Du plan de relance du gouvernement Macron dans l’intérêt général ??

Dans une situation où l’économie, le PIB (l’ ensemble des richesses produites) recule de 8 % en France et la production de 30 %, le plan de relance du gouvernement prévoit 30 milliards d’euros pour la transition écologique, 35 milliards pour la compétitivité et l’innovation, 35 milliards pour la cohésion sociale et territoriale.

Ce plan de relance – ce sont des subventions (cadeaux) ou allègements d’impôts surtout pour les grands groupes. Des 100 milliards d’euros, 10 financent la baisse des fameux impôts de production. Les entreprises capitalistes paieront donc encore moins d’impôts qu’avant!! Est-ce pour investir et créer des emplois ?? Dès le printemps, la zone euro avait transféré plus de mille milliards d’euros aux banques et 500 milliards d’euros pour sauver des entreprises de l’Union européenne (UE).

La philosophie et le discours du gouvernement sont: quand tout va bien pour les entreprises, donc c’est pour l’intérêt général, donc pour nous tous. Qu’en est-il réellement pour les couches populaires ?

« J’espère que le plan de relance en 2021 créera 160 000 emplois. C’est notre objectif », a déclaré le premier ministre Jean Castex.

En attendant, TOUS LES JOURS, des plans de licenciements, des fermetures d’entreprises et des faillites sont annoncés: Renault, Airfrance, TUI, Airbus, Bridgestone, Lacotère, Nokia, général électrique, Engie, Auchan… On évalue à 800 000 le nombre de destructions d’emplois d’ici à la fin de 2020. 5,8 millions de chômeurs est le chiffre officiel des catégories ABC cet été . Chaque chiffre est une vie, une famille, du malheur.

Plan de relance et emplois

Regardons Bridgestone : 2 ministres du gouvernement s’y sont déplacées pour interpeller « L’État appelle le groupe Bridgestone à prendre ses responsabilités … » la réponse des patrons est glaciale et d’un mépris total pour les 863 salariés menacés de perdre leur emploi, et le gouvernement, se voit humilié. Sauf  que la loi Travail a mis fin à l’autorisation administrative de licenciement et les divers gouvernements n’ont eu de cesse de réduire les quelques restrictions faites aux entreprises qui licencient.

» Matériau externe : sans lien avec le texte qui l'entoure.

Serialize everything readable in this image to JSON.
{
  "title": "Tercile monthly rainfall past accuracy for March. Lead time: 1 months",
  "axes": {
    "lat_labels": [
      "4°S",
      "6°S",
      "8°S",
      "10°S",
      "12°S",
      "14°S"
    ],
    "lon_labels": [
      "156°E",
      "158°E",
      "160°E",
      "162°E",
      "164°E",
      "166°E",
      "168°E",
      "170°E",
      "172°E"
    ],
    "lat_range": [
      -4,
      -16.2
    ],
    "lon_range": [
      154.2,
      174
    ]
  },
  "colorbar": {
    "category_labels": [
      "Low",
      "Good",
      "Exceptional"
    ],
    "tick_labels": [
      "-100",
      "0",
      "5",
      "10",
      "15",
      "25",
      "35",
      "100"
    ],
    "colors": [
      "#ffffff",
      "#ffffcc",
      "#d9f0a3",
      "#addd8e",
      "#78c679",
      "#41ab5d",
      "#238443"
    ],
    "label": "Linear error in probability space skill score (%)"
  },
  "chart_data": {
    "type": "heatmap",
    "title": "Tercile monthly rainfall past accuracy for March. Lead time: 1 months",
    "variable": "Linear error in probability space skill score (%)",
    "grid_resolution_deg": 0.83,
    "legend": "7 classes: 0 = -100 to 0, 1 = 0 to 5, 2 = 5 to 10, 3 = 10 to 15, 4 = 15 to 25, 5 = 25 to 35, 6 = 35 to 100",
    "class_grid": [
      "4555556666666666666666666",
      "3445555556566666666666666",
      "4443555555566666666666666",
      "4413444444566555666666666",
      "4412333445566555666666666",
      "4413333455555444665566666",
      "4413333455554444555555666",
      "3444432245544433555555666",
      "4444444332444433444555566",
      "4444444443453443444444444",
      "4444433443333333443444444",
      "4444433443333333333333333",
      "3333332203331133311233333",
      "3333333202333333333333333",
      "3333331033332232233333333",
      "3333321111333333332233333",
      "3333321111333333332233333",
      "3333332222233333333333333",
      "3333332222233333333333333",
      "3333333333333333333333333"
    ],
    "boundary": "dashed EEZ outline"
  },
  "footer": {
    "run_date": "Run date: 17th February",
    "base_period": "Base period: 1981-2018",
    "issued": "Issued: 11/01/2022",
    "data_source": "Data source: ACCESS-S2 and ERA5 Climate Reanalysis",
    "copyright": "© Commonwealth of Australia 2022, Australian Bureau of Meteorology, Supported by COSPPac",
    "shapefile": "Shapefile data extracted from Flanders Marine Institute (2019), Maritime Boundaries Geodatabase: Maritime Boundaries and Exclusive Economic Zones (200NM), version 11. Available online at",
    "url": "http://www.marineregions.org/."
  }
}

A quoi servent les subventions ?

Les capitalistes investissent et créent des emplois pour faire le profit maximal par l’EXPLOITATION de la force du travail. L’argent de l’Etat aux entreprises va pour leur compétitivité sur le marché mondial. Et la concurrence entre les impérialistes est rude. Il faut restructurer, fusionner et rationaliser – les subventions vont servir à principalement DÉTRUIRE des emplois pour robotiser, à renforcer l’exploitation par la flexibilisation et la précarisation du travail.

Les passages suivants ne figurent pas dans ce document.